Maximizing $ \frac {y + z + yz}{\left( 1 + y + z \right)^2} $ I was solving a WOOT Problem of the Day and I boiled the problem down to finding the maximum value of $$ \frac {y+z+yz}{\left( 1 + y + z \right)^2}. $$Intuitively, this seems to occur when $y=z$, since $y$ is symmetric, and after that, it is easy to find that $$ \frac {y+z+yz}{\left( 1 + y + z \right)^2} \le \frac {1}{3}. $$This seems "intuitive" but is not a proof. Any ideas for a formal proof? 

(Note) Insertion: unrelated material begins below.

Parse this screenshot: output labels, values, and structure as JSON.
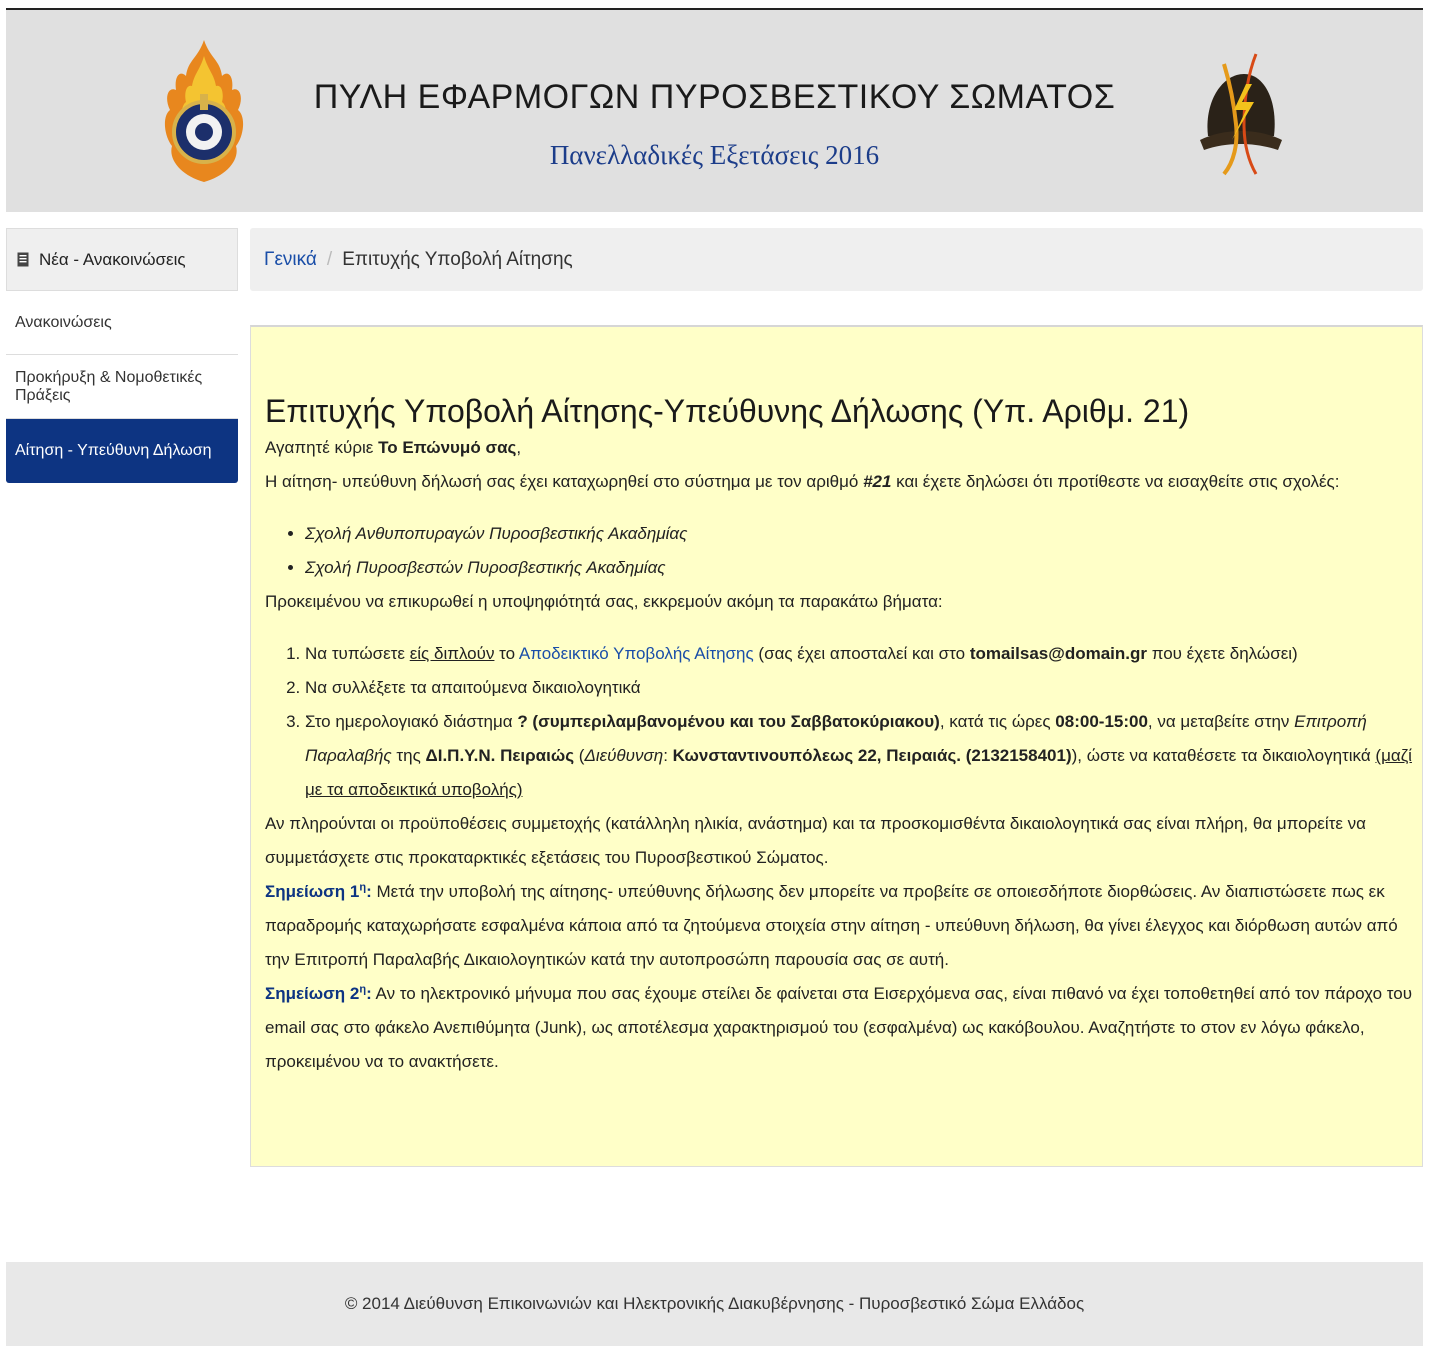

 A: Consider the new variables $u=y+z, v=yz$.  The old conditions of $y,z>0$ translate to $u,v>0$.  However, for any fixed $u$, the variable $v$ must lie in $(0,(u/2)^2]$, where the latter is achieved when $y=z$.
Thus, to maximize $\frac{u+v}{(1+u)^2}$, we set $v=(u^2/4)$, which gives the expression $$\frac{u+u^2/4}{(1+u)^2}$$
In particular this proves that $y=z$ at the maximum, which is indeed $1/3$.
A: Note that $$\frac{1}{3}-\frac{y+z+yz}{(1+y+z)^2}=\frac{(1/4) (2 y-z-1)^2+(3/4) (z-1)^2}{3(1+y+z)^2}\ge 0.$$
The equality is attained when $y=z=1$.
A: If you compute the derivatives of $$F=\frac {y+z+yz}{\left( 1 + y + z \right)^2}$$ you have, after simplifications $$F'_y=\frac{-y (z+1)+z^2+1}{(y+z+1)^3}$$ $$F'_z=-\frac{y^2-2 y (2 z+1)+(z-2) z+3}{(y+z+1)^4}$$ Using $F'_y=0$ gives $y=\frac{z^2+1}{z+1}$ and the numerator of $F'_z$ simplifies to $$(1+z+z^2)(z^2+2 z-1)=0$$ So the solutions are  $$y=2 \left(-1-\sqrt{2}\right),z=-1-\sqrt{2},F=\frac{1}{18} \left(1-3 \sqrt{2}\right)$$ $$y=2 \left(-1+\sqrt{2}\right),z=-1+\sqrt{2},F=\frac{1}{18} \left(1+3 \sqrt{2}\right)$$